Il n’est pas impossible que la difficulté dont il est question ici soit plus marquée en common law qu’en droit civil. 
[17]        En effet, il apparaît bien en droit civil que le simple paiement d’une obligation naturelle ne crée pas un nouveau lien de droit entre débiteur et créancier. Faribault, dans son Traité de droit civil, écrivait il y a déjà longtemps : 
Le seul effet de l’obligation naturelle qui soit reconnu par la loi, c’est la validité du paiement fait volontairement par le debiteur.  
(…)  
Le paiement partiel d’une obligation naturelle ne crée aucun lien de droit entre le débiteur et le créancier et, conséquemment, ce paiement ne confère pas à celui‑ci le droit de réclamer en justice ce qui reste dû sur l’obligation
Rien au dossier ici ne donne le moindre indice d’une reconnaissance en bonne et due forme de la dette envers l’intimée. Il n’y a pas eu de pourparlers entre les parties (du moins n’y a-t-il aucune preuve en ce sens au dossier), pas d’engagement ferme de rembourser, pas de billet.

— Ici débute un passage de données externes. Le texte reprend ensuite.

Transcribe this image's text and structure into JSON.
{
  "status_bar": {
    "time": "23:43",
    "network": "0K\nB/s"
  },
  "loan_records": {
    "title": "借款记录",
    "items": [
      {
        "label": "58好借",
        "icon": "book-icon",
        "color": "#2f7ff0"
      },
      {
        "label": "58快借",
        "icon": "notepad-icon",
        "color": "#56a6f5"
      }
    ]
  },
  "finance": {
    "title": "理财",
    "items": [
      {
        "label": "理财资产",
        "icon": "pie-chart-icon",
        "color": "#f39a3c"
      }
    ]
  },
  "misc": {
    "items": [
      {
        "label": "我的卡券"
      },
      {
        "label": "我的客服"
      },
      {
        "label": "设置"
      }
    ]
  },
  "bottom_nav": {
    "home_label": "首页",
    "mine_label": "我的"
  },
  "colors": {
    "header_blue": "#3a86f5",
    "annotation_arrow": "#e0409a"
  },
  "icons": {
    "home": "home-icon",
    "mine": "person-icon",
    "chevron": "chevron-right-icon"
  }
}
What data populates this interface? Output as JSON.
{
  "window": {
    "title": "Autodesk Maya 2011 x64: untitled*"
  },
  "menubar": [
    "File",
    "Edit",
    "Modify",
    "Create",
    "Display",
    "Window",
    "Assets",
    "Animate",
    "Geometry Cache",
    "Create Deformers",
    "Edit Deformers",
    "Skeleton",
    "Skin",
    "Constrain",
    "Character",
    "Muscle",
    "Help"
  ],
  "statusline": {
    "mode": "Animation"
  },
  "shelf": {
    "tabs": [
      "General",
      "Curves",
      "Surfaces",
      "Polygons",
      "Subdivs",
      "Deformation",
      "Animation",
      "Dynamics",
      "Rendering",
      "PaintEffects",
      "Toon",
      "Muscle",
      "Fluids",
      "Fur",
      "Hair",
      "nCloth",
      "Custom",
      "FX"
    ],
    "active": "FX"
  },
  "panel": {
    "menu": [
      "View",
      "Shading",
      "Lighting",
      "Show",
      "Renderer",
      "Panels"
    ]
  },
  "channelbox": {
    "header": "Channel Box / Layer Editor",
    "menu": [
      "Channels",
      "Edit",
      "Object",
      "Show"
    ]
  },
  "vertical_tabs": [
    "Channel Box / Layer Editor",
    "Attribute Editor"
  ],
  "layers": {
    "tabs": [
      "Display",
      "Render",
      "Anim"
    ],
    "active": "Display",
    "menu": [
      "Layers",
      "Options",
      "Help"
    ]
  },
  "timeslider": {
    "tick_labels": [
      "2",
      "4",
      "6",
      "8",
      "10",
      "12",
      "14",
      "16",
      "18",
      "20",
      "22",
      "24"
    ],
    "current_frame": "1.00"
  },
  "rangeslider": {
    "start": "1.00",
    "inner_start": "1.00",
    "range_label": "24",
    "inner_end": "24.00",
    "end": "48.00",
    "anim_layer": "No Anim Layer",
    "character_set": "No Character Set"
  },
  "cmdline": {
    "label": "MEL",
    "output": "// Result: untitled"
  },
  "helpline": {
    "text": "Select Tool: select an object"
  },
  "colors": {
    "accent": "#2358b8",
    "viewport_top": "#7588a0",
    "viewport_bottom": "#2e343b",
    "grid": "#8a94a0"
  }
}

Une hypothèse nettement plus plausible que celle de la reconnaissance est que les paiements à l’intimée avaient lieu d’être, dans l’esprit de l’appelante et du mis en cause, pendant qu’ils continuaient d’avoir la jouissance des lieux. Il revenait à l’intimée de fournir une démonstration prépondérante de l’intention des parties adverses de reconnaître comme valide et exécutoire l’obligation dont ils avaient été libérés par la faillite. Une telle reconnaissance, si elle avait véritablement été de l’intention des emprunteurs, aurait pu se concrétiser dans un écrit ou même par une déclaration suffisamment « claire et non équivoque », selon l’expression du Pr Deslauriers. Cela n’a pas été fait ici et l’appelante, libérée de sa dette, a simplement continué pour un temps à faire des paiements qui coïncidaient avec une obligation naturelle et que, une fois faits, elle n’aurait pu répéter de l’intimée même si elle l’avait voulu. Mais là s’arrête l’analyse. Par conséquent, il faut faire droit à l’appel de l’appelante.
Référence : [2014] ABD 107

Autres décisions citées dans le présent billet:
1. Gutkowski c. Serruya, 2006 QCCS 5772.
2. Seabord Acceptance Corporation c. Moen, 1986 CanLII 1133 (BCCA).